‘Pecunia Olet’, le difese sollevano l’eccezione della competenza territoriale e il collegio giudicante di Bergamo aggiorna il processo a inizio maggio
Si è aperto stamane in Tribunale a Bergamo il processo nei confronti di sei imputati, fra cui Tiziano Galeazzi, municipale di Lugano, scaturito dall’inchiesta "Pecunia Olet", per reati tributari e fallimentari risalenti al 2011. Secondo il pm Carmen Santoro, gli imputati ticinesi avrebbero aiutato a riciclare denaro. Al centro della vicenda, una donna bresciana, residente a Lugano, e i suoi familiari. L’udienza di stamane è stata breve, in quanto i legali degli imputati (nessuno dei quali era presente in aula), gli avvocati Gian Battista Scalvi di Bergamo e Davide Giudici di Como (difensore di Galeazzi) hanno sollevato la questione della competenza territoriale. Per i difensori, i fatti contestati sarebbero radicati in provincia di Brescia, dove avevano sede le aziende alle quali si riferiscono i reati tributari e fallimentari che, stando all’accusa, avrebbero generato i denari rimbalzati tra Calcio (Brescia), in varie località fra le quali Lugano e Locarno. Il collegio giudicate, dopo una breve camera di consiglio, si è riservato di decidere sulla richiesta della difesa, per cui ha aggiornato l’udienza alle 15 del 3 maggio.
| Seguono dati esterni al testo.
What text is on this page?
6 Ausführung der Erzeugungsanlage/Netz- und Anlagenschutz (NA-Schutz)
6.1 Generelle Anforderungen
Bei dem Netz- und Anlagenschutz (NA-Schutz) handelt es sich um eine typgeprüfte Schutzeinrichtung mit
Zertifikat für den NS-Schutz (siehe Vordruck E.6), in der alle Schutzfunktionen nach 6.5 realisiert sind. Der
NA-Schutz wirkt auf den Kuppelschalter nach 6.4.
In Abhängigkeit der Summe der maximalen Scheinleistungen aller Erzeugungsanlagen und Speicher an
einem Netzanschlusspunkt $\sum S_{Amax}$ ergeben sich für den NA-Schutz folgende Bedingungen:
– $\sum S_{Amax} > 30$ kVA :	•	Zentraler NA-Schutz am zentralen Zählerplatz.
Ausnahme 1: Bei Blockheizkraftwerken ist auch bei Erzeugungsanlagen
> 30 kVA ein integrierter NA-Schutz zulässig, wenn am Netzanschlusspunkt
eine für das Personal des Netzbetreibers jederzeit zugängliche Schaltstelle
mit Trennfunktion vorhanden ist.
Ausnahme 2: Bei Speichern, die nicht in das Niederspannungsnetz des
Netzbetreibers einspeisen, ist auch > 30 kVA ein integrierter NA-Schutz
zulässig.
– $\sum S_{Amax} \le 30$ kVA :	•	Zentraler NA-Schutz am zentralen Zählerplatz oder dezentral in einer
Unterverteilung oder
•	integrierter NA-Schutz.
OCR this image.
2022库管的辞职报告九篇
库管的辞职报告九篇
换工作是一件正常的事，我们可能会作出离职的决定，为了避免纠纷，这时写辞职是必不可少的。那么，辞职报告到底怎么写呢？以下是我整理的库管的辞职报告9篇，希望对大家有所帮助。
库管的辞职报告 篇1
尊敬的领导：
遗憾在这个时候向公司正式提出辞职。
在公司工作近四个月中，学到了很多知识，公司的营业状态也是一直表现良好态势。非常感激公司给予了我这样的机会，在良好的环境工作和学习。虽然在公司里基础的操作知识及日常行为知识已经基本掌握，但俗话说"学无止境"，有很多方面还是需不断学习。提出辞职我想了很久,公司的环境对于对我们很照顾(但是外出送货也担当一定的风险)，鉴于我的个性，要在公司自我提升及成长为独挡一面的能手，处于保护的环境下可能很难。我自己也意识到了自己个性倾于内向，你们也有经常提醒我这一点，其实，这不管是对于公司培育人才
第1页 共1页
Il fascicolo era già "ballato" tra la Procura di Brescia e quella di Bergamo. L’eccezione di competenza territoriale era già stata sollevata (e respinta) in sede di udienza preliminare. Oltre a Galeazzi, c’è un secondo imputato ticinese: un fiduciario che risiede a Locarno. Il municipale democentrista si è sempre professato innocente, tant’è che aveva rifiutato il patteggiamento, mentre l’imprenditrice bresciana residente a Lugano e i suoi familiari avevano chiesto di patteggiare, ma le pene sono state ritenute inadeguate dalla Procura. I due consulenti ticinesi sono accusati di aver assistito l’imprenditrice nel trasferimento all’estero dei capitali sospetti. Accusa respinta da Galeazzi che in più occasioni ha tenuto a riaffermare con vigore che "l’ex-cliente di cui parla l’inchiesta era una cliente della banca nella quale lavoravo, e come per tutti i clienti, il mio ruolo, riguardava esclusivamente e semplicemente la gestione dei suoi investimenti in borsa, facendo anche fede alla massima confidenzialità richiesta dagli istituti di credito e dai clienti stessi, che vigeva all’epoca dei fatti".